STEAM Project
Tia Campanelli November 20, 2022 STEAM Project
For my STEAM Project I have chosen to answer the Unit 4 objective “how is bone development hormonally regulated” by researching scoliosis. After learning about the skeletal system in Unit 4, we learned a lot about bone development, and how hormones play a crucial part. Scoliosis is a disease that affects millions including myself, and other close relatives I have which is why I have chosen to research beyond lectures, and notes about this topic.

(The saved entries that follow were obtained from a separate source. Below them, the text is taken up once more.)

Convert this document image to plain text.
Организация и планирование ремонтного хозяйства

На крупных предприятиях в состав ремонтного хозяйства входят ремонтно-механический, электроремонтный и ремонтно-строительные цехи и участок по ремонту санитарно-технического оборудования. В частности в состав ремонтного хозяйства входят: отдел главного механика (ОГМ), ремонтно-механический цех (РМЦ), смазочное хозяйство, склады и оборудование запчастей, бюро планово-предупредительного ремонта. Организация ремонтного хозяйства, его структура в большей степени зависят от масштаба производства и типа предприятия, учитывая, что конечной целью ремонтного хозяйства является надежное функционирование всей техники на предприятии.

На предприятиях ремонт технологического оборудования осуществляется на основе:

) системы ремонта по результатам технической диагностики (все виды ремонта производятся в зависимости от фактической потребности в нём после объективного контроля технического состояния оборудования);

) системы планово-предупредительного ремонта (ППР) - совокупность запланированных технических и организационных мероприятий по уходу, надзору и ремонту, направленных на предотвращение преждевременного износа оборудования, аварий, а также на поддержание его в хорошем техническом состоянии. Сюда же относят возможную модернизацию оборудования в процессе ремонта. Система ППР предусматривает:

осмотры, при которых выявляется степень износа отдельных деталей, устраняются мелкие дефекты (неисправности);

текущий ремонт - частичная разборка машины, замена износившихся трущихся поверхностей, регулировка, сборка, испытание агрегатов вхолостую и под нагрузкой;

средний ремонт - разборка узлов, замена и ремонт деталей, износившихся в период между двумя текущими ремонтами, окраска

Scoliosis is the abnormal twisting and curvature of the spine that currently has no known cause, or cure. This spinal disease affects nearly 2 to 3 percent of the United States population. According to the National Scoliosis Foundation, nearly 4 million people across the United States have currently been diagnosed. Often when we think of scoliosis we think of those who develop it at a more elderly age. However, did you know that the majority of the 4 million people diagnosed are actually adolescents? The most common type of scoliosis, which is also known as idiopathic scoliosis is typically diagnosed around the ages of 10 to 15 years old. While this type of scoliosis is typically minor, and rarely needs aggressive treatment, some patients do require surgery in order to help correct spinal curvature. Out of those who do develop this disease females are 10 times more likely to develop spinal curvature over men.
Why are females more likely to develop scoliosis than men? As previously stated doctors and researchers do not know an exact cause for scoliosis. However, as we learned in Unit 4, hormones make a large contribution to bone growth and development. This is also applied to the development of scoliosis. More specifically the hormone estrogen is a primary bone growth
signaling hormone. While men do also contain estrogen in their bodies females produce a significantly larger amount of estrogen. Female adolescents often struggle with hormone imbalances where the body can create too much, or too little estrogen. This may be a primary example as to why Adolescent females are more likely to develop scoliosis, and have it progress to a point of needing treatment.
Is there anything I can do with my hormones to help with the progression of scoliosis? Females throughout their entire life will experience changes in their hormones whether it is due to puberty, the start of their menstrual cycles, menopause, or just an overall hormone imbalance. This change in hormone levels may, or may not affect females with this spinal disease. However, a lot of specialists recommend being safe rather than sorry when it comes to knowing your hormone levels. It is recommended that females who have, or are predisposed to the condition genetically regularly have their hormones tested. Hormone testing will not only measure if your hormones are at a ‘normal’ level, but also which hormones are directly affecting your scoliosis, and how they can be regulated.
With as many young girls who are affected by this condition I believe it is crucial we spread more information on what can be done to prevent progression of scoliosis. Hormone management is such a crucial part of adolescent girls’ health not only for the reason of scoliosis, but bone density and development as a whole. The information that has been provided in my essay, and poster is only some of the information I would have known when being diagnosed with scoliosis at age 13.
Center, P. by S. C. (2018, February 16). Scoliosis facts and figures – spine correction center. Spine Correction Center of the Rockies. Retrieved November 22, 2022, from 0know%20that%20about,and%20symptoms%20of%20the%20condition.
Scoliosis symptoms and treatments. symptoms & treatments – Illnesses & conditions | NHS inform. (n.d.). Retrieved November 22, 2022, from oliosis
ScoliSMART. (2022, March 29). How hormone testing can help you treat your scoliosis condition while aging? ScoliSMART Blog. Retrieved November 22, 2022, from 0above%2C%20an%20important,directly%20linked%20to%20estrogen%20levels.
Support. (2020, August 21). Our team: Spine health: Neck or back pain: Scoliosis: Books. National Spine Health Foundation. Retrieved November 22, 2022, from hDLARIsANx7wAyrJ52zQEzOrqR6j5ZuEEWSdYDHqpsTNVX4dU-BSMTwRbHklTCT 17EaAvFsEALw_wcB

One Comment

  1. Tia Campanelli’s project was titled “How hormones contribute to scoliosis in adolescent girls- STEAM Project 2022.” This project delved into the course objective of explaining how bone development is hormonally regulated, a subject explored in class during Unit 4. The visual element is an engaging flowchart that catches the eye, and delivers a lot of information with relatively few words.
    Scoliosis is an abnormal twisting or curving of the spine that affects 2-3 percent of the population in the United States. They identify that estrogen is the primary bone growth signaling hormone in adolescent girls, and that an imbalance of this hormone can lead to a condition such as scoliosis. Men get scoliosis much less often than females because they produce estrogen at a drastically lower level.